Neman: The food might be the best, but who cooks this stuff? | Food and cooking

Well, if you’re Thomas Keller or an employee at one of his restaurants, you grate them over a rod of vanilla ice cream encased in a sheath of essentially uncooked frozen cookie crumbs.

This goes well beyond gilding the lily. This gilds the lily and then grates cured egg yolks on top.

All of the other recipes — and I mean all of the other recipes — are much the same. A recipe for baked lamb neck, which is traditionally a simple, rustic meal, requires 40 ingredients including a sourdough starter, riz rouge (a red rice from the south of France), beet juice and a quart of mushroom essence.

Alaskan king crab is served with a sweet-and-sour kumquat glaze requiring apple pectin, yuzu juice and something called aji dulce chili paste. Even a humble fish and chips calls for a malt vinegar jam made with agar-agar and a batter made with split peas and gluten-free flour, and is finished with crushed freeze-dried peas (why? For all that is good and holy, why?).

I would submit that there is not a home cook in the world who would or even could make any of these recipes.

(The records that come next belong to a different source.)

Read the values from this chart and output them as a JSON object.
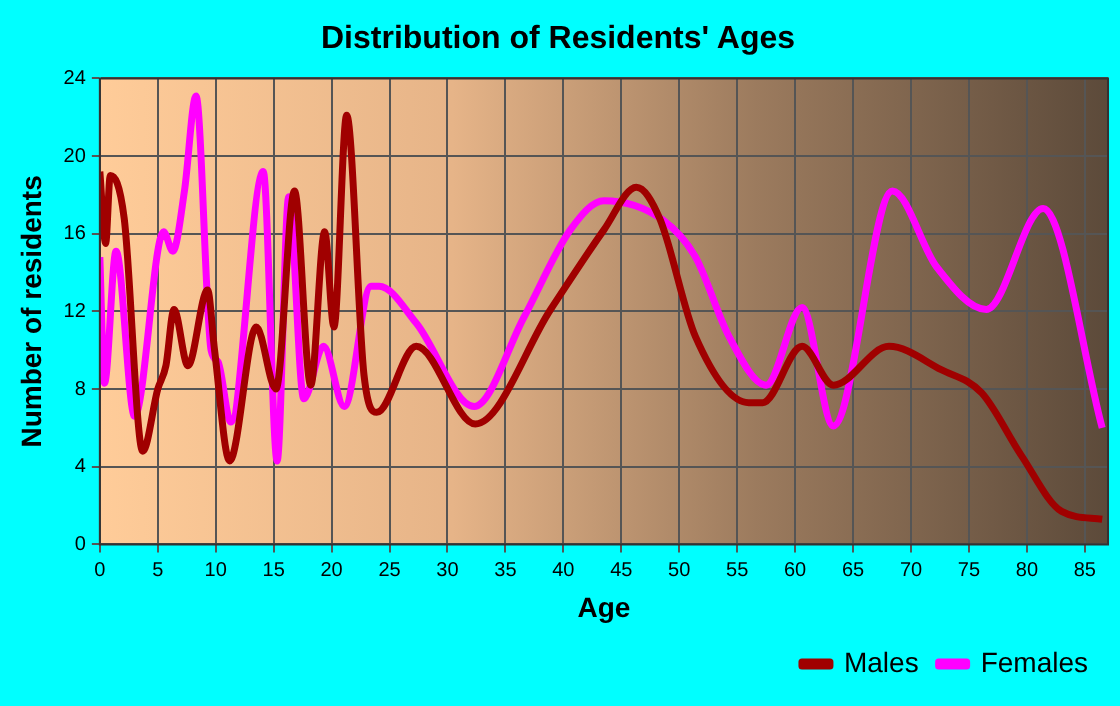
{
  "chart_data": {
    "type": "line",
    "title": "Distribution of Residents' Ages",
    "xlabel": "Age",
    "ylabel": "Number of residents",
    "xlim": [
      0,
      87
    ],
    "xticks": [
      0,
      5,
      10,
      15,
      20,
      25,
      30,
      35,
      40,
      45,
      50,
      55,
      60,
      65,
      70,
      75,
      80,
      85
    ],
    "ylim": [
      0,
      24
    ],
    "yticks": [
      0,
      4,
      8,
      12,
      16,
      20,
      24
    ],
    "grid": true,
    "legend": "bottom right",
    "series": [
      {
        "name": "Males",
        "color": "#a00000",
        "x": [
          0,
          0.5,
          0.9,
          2.1,
          3.7,
          5,
          5.7,
          6.4,
          7.6,
          9.3,
          9.9,
          11.2,
          13.5,
          15.2,
          16.8,
          18.2,
          19.4,
          20.2,
          21.3,
          22.8,
          23.9,
          27.3,
          32.4,
          38.9,
          43.5,
          46.3,
          48.3,
          51.4,
          56,
          57.2,
          60.6,
          63.3,
          68.1,
          72.6,
          76.1,
          79.5,
          83,
          86.5
        ],
        "values": [
          19.2,
          15.5,
          19,
          16.8,
          4.8,
          8,
          9.2,
          12.1,
          9.2,
          13.1,
          10,
          4.3,
          11.2,
          8,
          18.2,
          8.2,
          16.1,
          11.2,
          22.1,
          8.7,
          6.8,
          10.2,
          6.2,
          12.1,
          16.2,
          18.4,
          16.8,
          10.7,
          7.3,
          7.3,
          10.2,
          8.2,
          10.2,
          9,
          7.8,
          4.6,
          1.7,
          1.3
        ]
      },
      {
        "name": "Females",
        "color": "#ff00ff",
        "x": [
          0,
          0.4,
          1.4,
          3,
          5.5,
          6.3,
          7.3,
          8.3,
          9.6,
          10.2,
          11.3,
          14.1,
          15.3,
          16.3,
          17.6,
          19.3,
          21.1,
          23.4,
          24.1,
          27.3,
          32.3,
          36.6,
          40.6,
          43.5,
          48.6,
          51.4,
          54.3,
          57.5,
          60.6,
          63.3,
          68.4,
          72.2,
          76.5,
          81.4,
          86.5
        ],
        "values": [
          14.8,
          8.3,
          15.1,
          6.6,
          16.1,
          15.1,
          18.2,
          23.1,
          10,
          9.4,
          6.3,
          19.2,
          4.3,
          17.9,
          7.5,
          10.2,
          7.1,
          13.3,
          13.3,
          11.4,
          7.1,
          11.7,
          16.2,
          17.7,
          16.7,
          14.8,
          10.7,
          8.2,
          12.2,
          6.1,
          18.2,
          14.3,
          12.1,
          17.3,
          6
        ]
      }
    ]
  }
}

Cooking doesn’t have to be this daunting. In fact, I have another Keller cookbook, “Bouchon,” that is more intricate than most but not frightening enough to keep me from making at least a few of its recipes.

All of which is enough to make me wonder whom this book is meant for. It’s clearly not for ordinary home cooks, or even extraordinary ones. I doubt it is even for run-of-the-mill chefs.